I recalled the day i went out a little past midnight looking for milk. I eventually end up buying it in a petrol station where i also had to trek for over thirty minutes in the cold. I was controlled that night by the police.
I remembered taking her to the hospital in the middle of the night the day she complained about not being able to breath properly. We eventually spent two days in the hospital and paid through my nose since we had no health insurance.
I would prepare food for Ify, wash and spread her cloths too. Sometimes, Ify would ask me to cut her nails and even showed me how to paint them. I would clean the house and wash the dishes. I would rub her stomach and pamper her to sleep. She was just like a baby. I did all those things while hustling for money to pay for the rents of two apartments. I also had to deal with numerous requests of money from friends at home.
All those times, i never confronted one person from Nando. I didn’t know them. They never stopped me on the road. All they knew was that their pregnancy was in my custody and care. They had hoped to come up someday and ask for how much money i spent on the pregnancy, then they would pay me off and take their illustrious son Samson.

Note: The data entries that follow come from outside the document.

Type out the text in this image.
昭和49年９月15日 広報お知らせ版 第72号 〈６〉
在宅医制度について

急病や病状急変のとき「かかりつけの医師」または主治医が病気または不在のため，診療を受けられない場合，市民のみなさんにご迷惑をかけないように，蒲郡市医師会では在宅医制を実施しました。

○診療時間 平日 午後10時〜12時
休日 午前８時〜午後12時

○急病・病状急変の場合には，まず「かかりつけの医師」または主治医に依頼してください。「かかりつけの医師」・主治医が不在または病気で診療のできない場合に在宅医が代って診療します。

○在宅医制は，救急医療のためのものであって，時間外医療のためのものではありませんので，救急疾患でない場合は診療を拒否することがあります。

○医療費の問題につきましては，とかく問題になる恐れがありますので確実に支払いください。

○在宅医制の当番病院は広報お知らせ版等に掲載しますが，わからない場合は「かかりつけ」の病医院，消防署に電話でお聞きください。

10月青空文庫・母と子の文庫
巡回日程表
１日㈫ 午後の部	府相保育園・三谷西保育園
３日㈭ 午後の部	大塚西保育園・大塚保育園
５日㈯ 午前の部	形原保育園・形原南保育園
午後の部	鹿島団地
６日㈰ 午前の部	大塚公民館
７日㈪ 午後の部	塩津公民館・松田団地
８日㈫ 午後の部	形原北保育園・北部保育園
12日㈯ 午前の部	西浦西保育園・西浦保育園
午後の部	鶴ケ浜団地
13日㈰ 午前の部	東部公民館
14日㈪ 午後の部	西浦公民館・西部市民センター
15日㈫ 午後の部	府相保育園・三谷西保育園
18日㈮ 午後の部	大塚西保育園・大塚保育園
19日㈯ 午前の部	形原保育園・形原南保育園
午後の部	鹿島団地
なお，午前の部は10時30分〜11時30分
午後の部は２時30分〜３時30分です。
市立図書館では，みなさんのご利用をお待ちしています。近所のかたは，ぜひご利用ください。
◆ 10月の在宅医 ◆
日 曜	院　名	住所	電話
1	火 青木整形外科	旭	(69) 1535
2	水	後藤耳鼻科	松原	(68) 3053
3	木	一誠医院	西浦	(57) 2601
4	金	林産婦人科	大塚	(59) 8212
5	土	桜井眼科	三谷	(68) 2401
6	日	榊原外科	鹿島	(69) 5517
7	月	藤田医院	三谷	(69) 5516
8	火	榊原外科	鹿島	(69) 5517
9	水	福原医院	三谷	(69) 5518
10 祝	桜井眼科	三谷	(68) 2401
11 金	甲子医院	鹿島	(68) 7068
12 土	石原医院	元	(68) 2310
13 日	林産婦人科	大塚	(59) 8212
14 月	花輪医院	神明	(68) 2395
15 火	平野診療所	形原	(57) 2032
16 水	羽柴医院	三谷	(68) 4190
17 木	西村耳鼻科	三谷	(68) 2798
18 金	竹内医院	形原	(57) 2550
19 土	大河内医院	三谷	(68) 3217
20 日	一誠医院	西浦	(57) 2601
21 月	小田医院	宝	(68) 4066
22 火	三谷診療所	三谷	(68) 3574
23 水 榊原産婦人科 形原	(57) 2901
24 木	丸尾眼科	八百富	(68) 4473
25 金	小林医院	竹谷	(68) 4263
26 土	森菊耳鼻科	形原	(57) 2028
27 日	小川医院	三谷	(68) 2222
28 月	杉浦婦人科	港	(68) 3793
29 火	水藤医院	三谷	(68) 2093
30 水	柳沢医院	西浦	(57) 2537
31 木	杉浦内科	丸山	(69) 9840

There were things we can’t just buy with money, the troubles i had while nurturing Ify’s pregnancy was one of them.
Ikenna made the biggest mistake of his life by coming to my house after the birth of Samson. He paid with Prison and deportation. His Kinsmen made the same mistake of stopping me on the road and issuing a one week ultimatum. They paid en masse too.
If the Igbo community thought it wise to isolate me without hearing my own side of the story, then i regard them as cowards. I wasn’t interested in confronting any individual who did nothing to me. What i hated most was physical assault like slaps.
I believed that an individual was also a nation of its own. We set our own rules and laws which guide us. I had made my own laws long time before Amsterdam.
Law Number one was; If you kill my dog, you better hide your cat. It was such a simple law.
Number two was; Don’t ever slap me, it represented insult to me.
You can kick me or push me but don’t slap me. Turning the other cheek was part of Jesus’ laws in the Bible. It was one of those laws i disagreed with Jesus on. There were other laws which you disagreed on too. Turning the other cheek wasn’t part of Ozoigbondu’s laws. I had mine.
Mine was made out of the current circumstances. The world had changed a lot since the Bible was written.
Bring it on Nandos and the entire haters of Jungle justice. I wrote my own rules. Obey them.
Kwakoe was some hours away from the time i was at the field watching football.